2014-09-24 17:03:19 +0200, door Florian Weimer: Bash supports exporting not just shell variables, but also shell functions to other bash instances, via the process environment to (indirect) child processes.
Current bash versions use an environment variable named by the function name, and a function definition starting with “() {” in the variable value to propagate function definitions through the environment.
The vulnerability occurs because bash does not stop after processing the function definition; it continues to parse and execute shell commands following the function definition. For example, an environment variable setting of
VAR=() { ignored; }; /bin/id
will execute /bin/id when the environment is imported into the bash process. (The process is in a slightly undefined state at this point. The PATH variable may not have been set up yet, and bash could crash after executing /bin/id, but the damage has already happened at this point.)
The fact that an environment variable with an arbitrary name can be used as a carrier for a malicious function definition containing trailing commands makes this vulnerability particularly severe; it enables network-based exploitation.
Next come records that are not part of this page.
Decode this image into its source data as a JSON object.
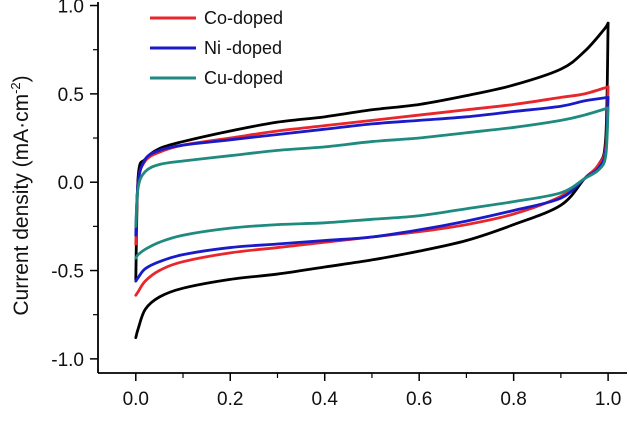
{
  "chart_data": {
    "type": "line",
    "title": "",
    "xlabel": "",
    "ylabel": {
      "main": "Current density (mA·cm",
      "sup": "-2",
      "close": ")"
    },
    "xlim": [
      -0.08,
      1.04
    ],
    "ylim": [
      -1.08,
      1.02
    ],
    "x_ticks": [
      {
        "value": 0.0,
        "label": "0.0"
      },
      {
        "value": 0.2,
        "label": "0.2"
      },
      {
        "value": 0.4,
        "label": "0.4"
      },
      {
        "value": 0.6,
        "label": "0.6"
      },
      {
        "value": 0.8,
        "label": "0.8"
      },
      {
        "value": 1.0,
        "label": "1.0"
      }
    ],
    "y_ticks": [
      {
        "value": 1.0,
        "label": "1.0"
      },
      {
        "value": 0.5,
        "label": "0.5"
      },
      {
        "value": 0.0,
        "label": "0.0"
      },
      {
        "value": -0.5,
        "label": "-0.5"
      },
      {
        "value": -1.0,
        "label": "-1.0"
      }
    ],
    "grid": false,
    "legend_position": "top-left",
    "series": [
      {
        "name": "",
        "legend_label": "",
        "color": "#000000",
        "upper": [
          [
            0.0,
            -0.55
          ],
          [
            0.005,
            0.03
          ],
          [
            0.02,
            0.13
          ],
          [
            0.05,
            0.19
          ],
          [
            0.1,
            0.23
          ],
          [
            0.2,
            0.29
          ],
          [
            0.3,
            0.34
          ],
          [
            0.4,
            0.37
          ],
          [
            0.5,
            0.41
          ],
          [
            0.6,
            0.44
          ],
          [
            0.7,
            0.49
          ],
          [
            0.8,
            0.55
          ],
          [
            0.9,
            0.64
          ],
          [
            0.95,
            0.74
          ],
          [
            0.99,
            0.86
          ],
          [
            1.0,
            0.9
          ]
        ],
        "lower": [
          [
            1.0,
            0.9
          ],
          [
            0.995,
            0.25
          ],
          [
            0.98,
            0.1
          ],
          [
            0.95,
            0.02
          ],
          [
            0.9,
            -0.13
          ],
          [
            0.8,
            -0.24
          ],
          [
            0.7,
            -0.33
          ],
          [
            0.6,
            -0.39
          ],
          [
            0.5,
            -0.44
          ],
          [
            0.4,
            -0.48
          ],
          [
            0.3,
            -0.52
          ],
          [
            0.2,
            -0.55
          ],
          [
            0.1,
            -0.6
          ],
          [
            0.05,
            -0.65
          ],
          [
            0.02,
            -0.72
          ],
          [
            0.005,
            -0.83
          ],
          [
            0.0,
            -0.88
          ]
        ]
      },
      {
        "name": "Co-doped",
        "legend_label": "Co-doped",
        "color": "#e8262b",
        "upper": [
          [
            0.0,
            -0.35
          ],
          [
            0.005,
            0.0
          ],
          [
            0.02,
            0.12
          ],
          [
            0.05,
            0.17
          ],
          [
            0.1,
            0.21
          ],
          [
            0.2,
            0.25
          ],
          [
            0.3,
            0.29
          ],
          [
            0.4,
            0.32
          ],
          [
            0.5,
            0.35
          ],
          [
            0.6,
            0.38
          ],
          [
            0.7,
            0.41
          ],
          [
            0.8,
            0.44
          ],
          [
            0.9,
            0.48
          ],
          [
            0.95,
            0.5
          ],
          [
            1.0,
            0.54
          ]
        ],
        "lower": [
          [
            1.0,
            0.54
          ],
          [
            0.995,
            0.2
          ],
          [
            0.98,
            0.1
          ],
          [
            0.95,
            0.02
          ],
          [
            0.9,
            -0.08
          ],
          [
            0.8,
            -0.18
          ],
          [
            0.7,
            -0.24
          ],
          [
            0.6,
            -0.28
          ],
          [
            0.5,
            -0.31
          ],
          [
            0.4,
            -0.34
          ],
          [
            0.3,
            -0.37
          ],
          [
            0.2,
            -0.4
          ],
          [
            0.1,
            -0.45
          ],
          [
            0.05,
            -0.5
          ],
          [
            0.02,
            -0.56
          ],
          [
            0.005,
            -0.62
          ],
          [
            0.0,
            -0.64
          ]
        ]
      },
      {
        "name": "Ni -doped",
        "legend_label": "Ni -doped",
        "color": "#1a1ac8",
        "upper": [
          [
            0.0,
            -0.3
          ],
          [
            0.005,
            0.0
          ],
          [
            0.02,
            0.13
          ],
          [
            0.05,
            0.18
          ],
          [
            0.1,
            0.21
          ],
          [
            0.2,
            0.24
          ],
          [
            0.3,
            0.27
          ],
          [
            0.4,
            0.3
          ],
          [
            0.5,
            0.33
          ],
          [
            0.6,
            0.35
          ],
          [
            0.7,
            0.37
          ],
          [
            0.8,
            0.4
          ],
          [
            0.9,
            0.43
          ],
          [
            0.95,
            0.46
          ],
          [
            1.0,
            0.48
          ]
        ],
        "lower": [
          [
            1.0,
            0.48
          ],
          [
            0.995,
            0.18
          ],
          [
            0.98,
            0.08
          ],
          [
            0.95,
            0.02
          ],
          [
            0.9,
            -0.09
          ],
          [
            0.8,
            -0.16
          ],
          [
            0.7,
            -0.22
          ],
          [
            0.6,
            -0.27
          ],
          [
            0.5,
            -0.31
          ],
          [
            0.4,
            -0.33
          ],
          [
            0.3,
            -0.35
          ],
          [
            0.2,
            -0.37
          ],
          [
            0.1,
            -0.41
          ],
          [
            0.05,
            -0.45
          ],
          [
            0.02,
            -0.49
          ],
          [
            0.005,
            -0.54
          ],
          [
            0.0,
            -0.56
          ]
        ]
      },
      {
        "name": "Cu-doped",
        "legend_label": "Cu-doped",
        "color": "#1f8a80",
        "upper": [
          [
            0.0,
            -0.25
          ],
          [
            0.005,
            -0.03
          ],
          [
            0.02,
            0.06
          ],
          [
            0.05,
            0.1
          ],
          [
            0.1,
            0.12
          ],
          [
            0.2,
            0.15
          ],
          [
            0.3,
            0.18
          ],
          [
            0.4,
            0.2
          ],
          [
            0.5,
            0.23
          ],
          [
            0.6,
            0.25
          ],
          [
            0.7,
            0.28
          ],
          [
            0.8,
            0.31
          ],
          [
            0.9,
            0.35
          ],
          [
            0.95,
            0.38
          ],
          [
            1.0,
            0.42
          ]
        ],
        "lower": [
          [
            1.0,
            0.42
          ],
          [
            0.995,
            0.15
          ],
          [
            0.98,
            0.07
          ],
          [
            0.95,
            0.02
          ],
          [
            0.9,
            -0.06
          ],
          [
            0.8,
            -0.11
          ],
          [
            0.7,
            -0.15
          ],
          [
            0.6,
            -0.19
          ],
          [
            0.5,
            -0.21
          ],
          [
            0.4,
            -0.23
          ],
          [
            0.3,
            -0.24
          ],
          [
            0.2,
            -0.26
          ],
          [
            0.1,
            -0.3
          ],
          [
            0.05,
            -0.34
          ],
          [
            0.02,
            -0.38
          ],
          [
            0.005,
            -0.41
          ],
          [
            0.0,
            -0.43
          ]
        ]
      }
    ]
  }
}
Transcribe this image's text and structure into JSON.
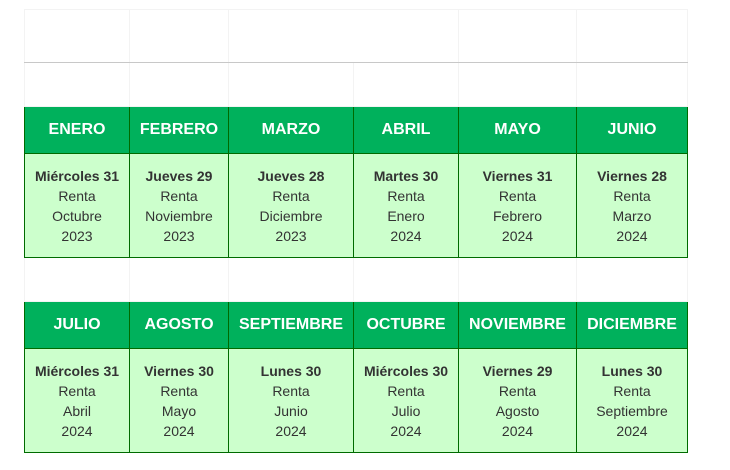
{
  "year": "2024",
  "colors": {
    "header_green": "#00b15c",
    "cell_green": "#ccffcc",
    "border": "#006b00"
  },
  "rows": [
    [
      {
        "month": "ENERO",
        "date": "Miércoles 31",
        "label": "Renta",
        "ref_month": "Octubre",
        "ref_year": "2023"
      },
      {
        "month": "FEBRERO",
        "date": "Jueves 29",
        "label": "Renta",
        "ref_month": "Noviembre",
        "ref_year": "2023"
      },
      {
        "month": "MARZO",
        "date": "Jueves 28",
        "label": "Renta",
        "ref_month": "Diciembre",
        "ref_year": "2023"
      },
      {
        "month": "ABRIL",
        "date": "Martes 30",
        "label": "Renta",
        "ref_month": "Enero",
        "ref_year": "2024"
      },
      {
        "month": "MAYO",
        "date": "Viernes 31",
        "label": "Renta",
        "ref_month": "Febrero",
        "ref_year": "2024"
      },
      {
        "month": "JUNIO",
        "date": "Viernes 28",
        "label": "Renta",
        "ref_month": "Marzo",
        "ref_year": "2024"
      }
    ],
    [
      {
        "month": "JULIO",
        "date": "Miércoles 31",
        "label": "Renta",
        "ref_month": "Abril",
        "ref_year": "2024"
      },
      {
        "month": "AGOSTO",
        "date": "Viernes 30",
        "label": "Renta",
        "ref_month": "Mayo",
        "ref_year": "2024"
      },
      {
        "month": "SEPTIEMBRE",
        "date": "Lunes 30",
        "label": "Renta",
        "ref_month": "Junio",
        "ref_year": "2024"
      },
      {
        "month": "OCTUBRE",
        "date": "Miércoles 30",
        "label": "Renta",
        "ref_month": "Julio",
        "ref_year": "2024"
      },
      {
        "month": "NOVIEMBRE",
        "date": "Viernes 29",
        "label": "Renta",
        "ref_month": "Agosto",
        "ref_year": "2024"
      },
      {
        "month": "DICIEMBRE",
        "date": "Lunes 30",
        "label": "Renta",
        "ref_month": "Septiembre",
        "ref_year": "2024"
      }
    ]
  ]
}
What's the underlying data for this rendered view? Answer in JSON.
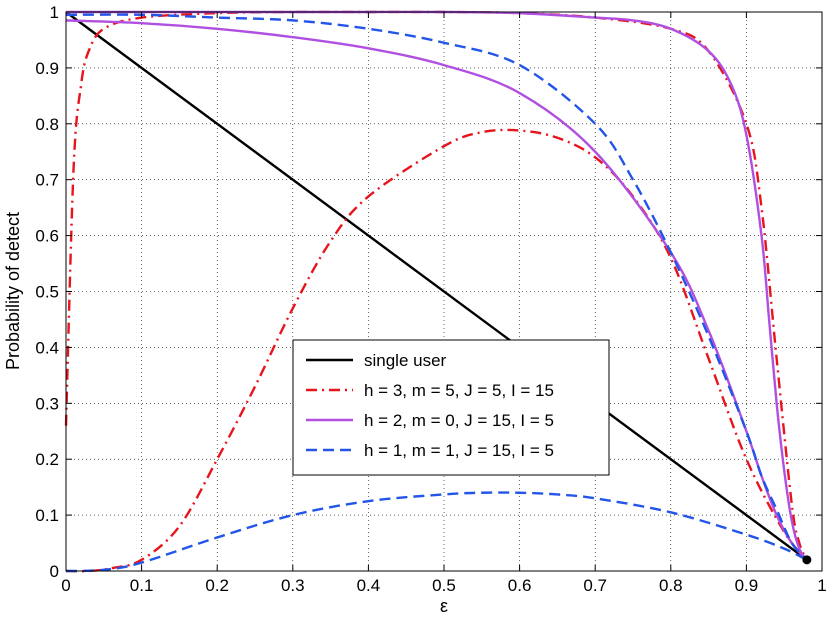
{
  "chart_data": {
    "type": "line",
    "xlabel": "ε",
    "ylabel": "Probability of detect",
    "xlim": [
      0,
      1
    ],
    "ylim": [
      0,
      1
    ],
    "xticks": [
      "0",
      "0.1",
      "0.2",
      "0.3",
      "0.4",
      "0.5",
      "0.6",
      "0.7",
      "0.8",
      "0.9",
      "1"
    ],
    "yticks": [
      "0",
      "0.1",
      "0.2",
      "0.3",
      "0.4",
      "0.5",
      "0.6",
      "0.7",
      "0.8",
      "0.9",
      "1"
    ],
    "grid": true,
    "legend_position": "center",
    "series": [
      {
        "name": "single user",
        "color": "#000000",
        "style": "solid",
        "x": [
          0,
          0.98
        ],
        "y": [
          1.0,
          0.02
        ]
      },
      {
        "name": "h = 3, m = 5, J = 5, I = 15",
        "color": "#e8141c",
        "style": "dashdot",
        "x": [
          0,
          0.01,
          0.02,
          0.03,
          0.05,
          0.1,
          0.2,
          0.3,
          0.4,
          0.5,
          0.6,
          0.7,
          0.8,
          0.85,
          0.9,
          0.92,
          0.94,
          0.96,
          0.97,
          0.98
        ],
        "y": [
          0.26,
          0.72,
          0.87,
          0.93,
          0.97,
          0.99,
          0.998,
          1.0,
          1.0,
          1.0,
          0.998,
          0.99,
          0.97,
          0.93,
          0.8,
          0.65,
          0.38,
          0.12,
          0.05,
          0.02
        ]
      },
      {
        "name": "h = 3, m = 5, J = 5, I = 15",
        "color": "#e8141c",
        "style": "dashdot",
        "x": [
          0,
          0.03,
          0.06,
          0.1,
          0.15,
          0.2,
          0.25,
          0.3,
          0.35,
          0.4,
          0.5,
          0.55,
          0.6,
          0.65,
          0.7,
          0.75,
          0.8,
          0.85,
          0.9,
          0.95,
          0.98
        ],
        "y": [
          0.0,
          0.0,
          0.005,
          0.02,
          0.08,
          0.2,
          0.33,
          0.47,
          0.59,
          0.67,
          0.76,
          0.785,
          0.788,
          0.775,
          0.74,
          0.67,
          0.56,
          0.38,
          0.2,
          0.07,
          0.02
        ]
      },
      {
        "name": "h = 2, m = 0, J = 15, I = 5",
        "color": "#b04fe0",
        "style": "solid",
        "x": [
          0,
          0.1,
          0.2,
          0.3,
          0.4,
          0.5,
          0.6,
          0.7,
          0.8,
          0.85,
          0.9,
          0.92,
          0.94,
          0.96,
          0.98
        ],
        "y": [
          0.985,
          0.98,
          0.97,
          0.955,
          0.935,
          0.905,
          0.855,
          0.75,
          0.57,
          0.43,
          0.25,
          0.17,
          0.1,
          0.05,
          0.02
        ]
      },
      {
        "name": "h = 2, m = 0, J = 15, I = 5",
        "color": "#b04fe0",
        "style": "solid",
        "x": [
          0,
          0.1,
          0.2,
          0.3,
          0.4,
          0.5,
          0.6,
          0.7,
          0.75,
          0.8,
          0.85,
          0.88,
          0.9,
          0.92,
          0.93,
          0.94,
          0.95,
          0.96,
          0.97,
          0.98
        ],
        "y": [
          1.0,
          1.0,
          1.0,
          1.0,
          1.0,
          1.0,
          0.998,
          0.99,
          0.985,
          0.97,
          0.93,
          0.87,
          0.78,
          0.6,
          0.45,
          0.3,
          0.18,
          0.09,
          0.04,
          0.02
        ]
      },
      {
        "name": "h = 1, m = 1, J = 15, I = 5",
        "color": "#2255e8",
        "style": "dashed",
        "x": [
          0,
          0.1,
          0.2,
          0.3,
          0.4,
          0.5,
          0.6,
          0.7,
          0.75,
          0.8,
          0.85,
          0.9,
          0.92,
          0.94,
          0.96,
          0.98
        ],
        "y": [
          0.995,
          0.995,
          0.99,
          0.985,
          0.97,
          0.945,
          0.905,
          0.8,
          0.7,
          0.57,
          0.42,
          0.25,
          0.17,
          0.11,
          0.05,
          0.02
        ]
      },
      {
        "name": "h = 1, m = 1, J = 15, I = 5",
        "color": "#2255e8",
        "style": "dashed",
        "x": [
          0,
          0.05,
          0.1,
          0.2,
          0.3,
          0.4,
          0.5,
          0.55,
          0.6,
          0.65,
          0.7,
          0.8,
          0.9,
          0.95,
          0.98
        ],
        "y": [
          0.0,
          0.002,
          0.015,
          0.06,
          0.1,
          0.125,
          0.137,
          0.14,
          0.14,
          0.137,
          0.13,
          0.105,
          0.065,
          0.04,
          0.02
        ]
      }
    ],
    "marker": {
      "x": 0.98,
      "y": 0.02,
      "color": "#000000"
    },
    "legend": [
      {
        "name": "single user",
        "color": "#000000",
        "style": "solid"
      },
      {
        "name": "h = 3, m = 5, J = 5, I = 15",
        "color": "#e8141c",
        "style": "dashdot"
      },
      {
        "name": "h = 2, m = 0, J = 15, I = 5",
        "color": "#b04fe0",
        "style": "solid"
      },
      {
        "name": "h = 1, m = 1, J = 15, I = 5",
        "color": "#2255e8",
        "style": "dashed"
      }
    ]
  }
}
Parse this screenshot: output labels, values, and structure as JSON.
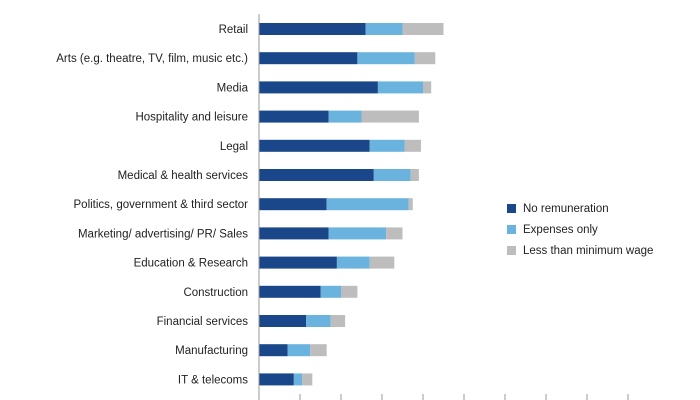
{
  "chart_data": {
    "type": "bar",
    "orientation": "horizontal",
    "stacked": true,
    "categories": [
      "Retail",
      "Arts (e.g. theatre, TV, film, music etc.)",
      "Media",
      "Hospitality and leisure",
      "Legal",
      "Medical & health services",
      "Politics, government & third sector",
      "Marketing/ advertising/ PR/ Sales",
      "Education & Research",
      "Construction",
      "Financial services",
      "Manufacturing",
      "IT & telecoms"
    ],
    "series": [
      {
        "name": "No remuneration",
        "color": "#1a4789",
        "values": [
          26,
          24,
          29,
          17,
          27,
          28,
          16.5,
          17,
          19,
          15,
          11.5,
          7,
          8.5
        ]
      },
      {
        "name": "Expenses only",
        "color": "#6ab3de",
        "values": [
          9,
          14,
          11,
          8,
          8.5,
          9,
          20,
          14,
          8,
          5,
          6,
          5.5,
          2
        ]
      },
      {
        "name": "Less than minimum wage",
        "color": "#bdbdbd",
        "values": [
          10,
          5,
          2,
          14,
          4,
          2,
          1,
          4,
          6,
          4,
          3.5,
          4,
          2.5
        ]
      }
    ],
    "xlim": [
      0,
      90
    ],
    "title": "",
    "xlabel": "",
    "ylabel": "",
    "grid": false,
    "legend_position": "right"
  }
}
So far, HTTP requests to CGI scripts have been identified as the major attack vector.A typical HTTP request looks like this:
GET /path?query-param-name=query-param-value HTTP/1.1
Host: www.example.com
Custom: custom-header-value
The CGI specification maps all parts to environment variables. With Apache httpd, the magic string “() {” can appear in these places:
* Host (“www.example.com”, as REMOTE_HOST)
* Header value (“custom-header-value”, as HTTP_CUSTOM in this example)
* Server protocol (“HTTP/1.1”, as SERVER_PROTOCOL)
The user name embedded in an Authorization header could be a vector as well, but the corresponding REMOTE_USER variable is only set if the user name corresponds to a known account according to the authentication configuration, and a configuration which accepts the magic string appears somewhat unlikely.
In addition, with other CGI implementations, the request method (“GET”), path (“/path”) and query string (“query-param-name=query-param-value”) may be vectors, and it is conceivable for “query-param-value” as well, and perhaps even “query-param-name”.
The other vector is OpenSSH, either through AcceptEnv variables, TERM or SSH_ORIGINAL_COMMAND.Other vectors involving different environment variable set by additional programs are expected.